The woman had it coming.
And Pearl Cates had worse coming. He hoped the judge would throw the book at her.
Still, a part of him harbored a tinge of sympathy for what Hallie was going through with Pearl—and for having to endure the unpleasant smell of this place.
Cam had had enough of the place, as well. He flung open a few more windows and ushered Hallie outside where a soft fresh breeze stirred and the morning sun slanted down. A few wildflowers bobbed in the small patch of earth near the front entrance. Their fragrance was a delightful counterpoint to the smell of a jail that had housed drunken men for the night
“Thanks,” Hallie said as she settled herself demurely on a bench up against the front of the building.
Did she have to look so fresh and pretty? The sun turned the red in her hair to golden fire and her green eyes looked misty and troubled.
He redoubled his efforts to hold on to his anger.
“I know you must think this is all my fault,” she said hesitantly and toyed with the faint crease in her white denim shorts.

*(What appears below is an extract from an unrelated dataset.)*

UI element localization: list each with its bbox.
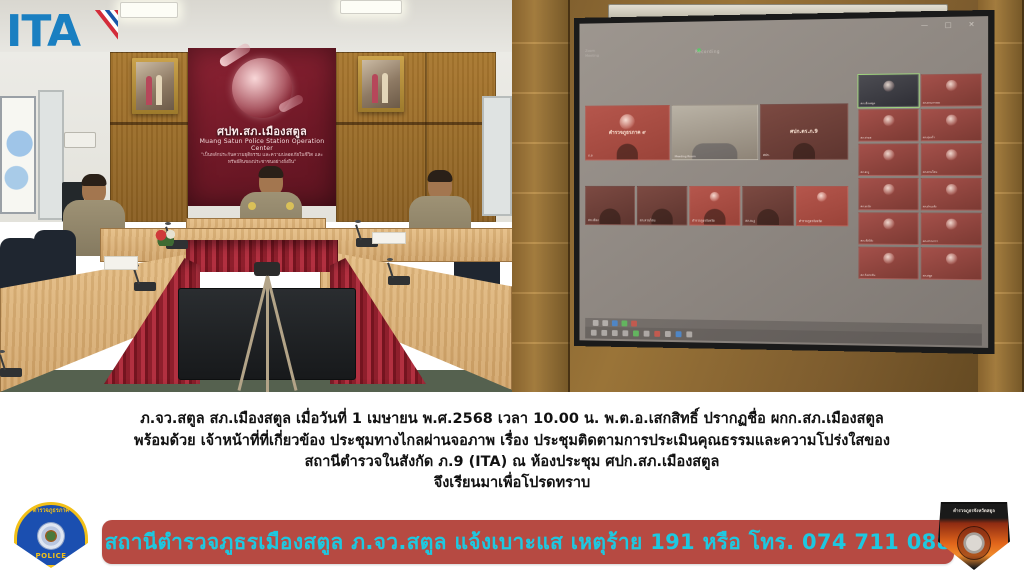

Her legs were long and tanned beneath them. Her toenails, poking out of her open sandals, were painted a pearly pink. Her breasts rose and fell a little more rapidly than was normal beneath her Dallas Cowboys T-shirt.
And Cam struggled for calm.
“I suppose you didn’t know a thing about this, that Pearl is innocent, and I’m off my rocker for even considering that your sweet, charming, little grandmother had anything to do with the firewater the men were drinking last night.”
He was working up a full head of steam.
“We had an agreement, Hallie. You were going to find out what Pearl was up to and report back to me. I thought I could trust you to do that.”
Her breasts rose again, this time convulsively. Cam averted his gaze and studied a furry squirrel searching for a buried nut in the grass.
“I was, Cam. But I couldn’t find the still—at least not at first. Then...then I found Granny’s recipe hidden in the flour canister and suspected she might not be as innocent as she claimed—”
“Her recipe?” His eyes flashed to hers. “When was this? How long ago? And when were you going to te
ll me about it? Or were you?” His gaze scanned her face. “You weren’t going to tell me.”
Hallie glanced away. She didn’t know how she could make him understand her reasons for keeping quiet, how she could make him understand she was afraid for Granny, afraid the woman would end up behind bars again.
Cam was angry. His eyes glittered. The veins stood out in his neck. He pushed a hand through his hair, showing his frustration with her, with Granny, the whole, entire situation.
She just wished he didn’t look so all-male in that uniform, so in authority. It frightened her. He frightened her.
“I’d intended to tell you, Cam, but...” She spread her hands in a gesture of helplessness.
“I trusted you, Hallie.” His tone was cold, flat.
She knew how he felt about trust. He’d told her about his partner, what had happened back in Chicago. But this was different.
At least in Hallie’s eyes.
“This isn’t about trust, Cam. It’s about loyalty. My loyalty to Granny Pearl. She’s my grandmother, family. My family. I couldn’t let her go to jail again.”
Cam stood in front of her, not giving an inch. “So you ignored the law and appointed yourself judge and jury. That’s great, Hallie, just great. It seems you didn’t feel you could trust me, either.”
His hand dragged through his hair again, and he turned his back to her. To contain himself?
“There’s more, Cam.”
He might as well hear it now. He’d learn about it later, anyway—and then it might be worse for her. For Granny. Maybe she should have told him sooner, but she loved her grandmother.
He turned around, his gaze raking her face. “Let’s hear it, Hallie. All of it.”
“While we were together—I mean, you and I, Granny was busy with her own agenda, and...being secretive about it. I should have guessed something was up, but her preoccupation meant she wasn’t questioning what I was doing, who I was seeing.”
His eyes softened for a moment, as if he might be remembering a few of those nights they’d had together, a few of the kisses they’d indulged in, what they were beginning to mean to each other. At least, Hallie thought they were beginning to mean something to each other, something...special.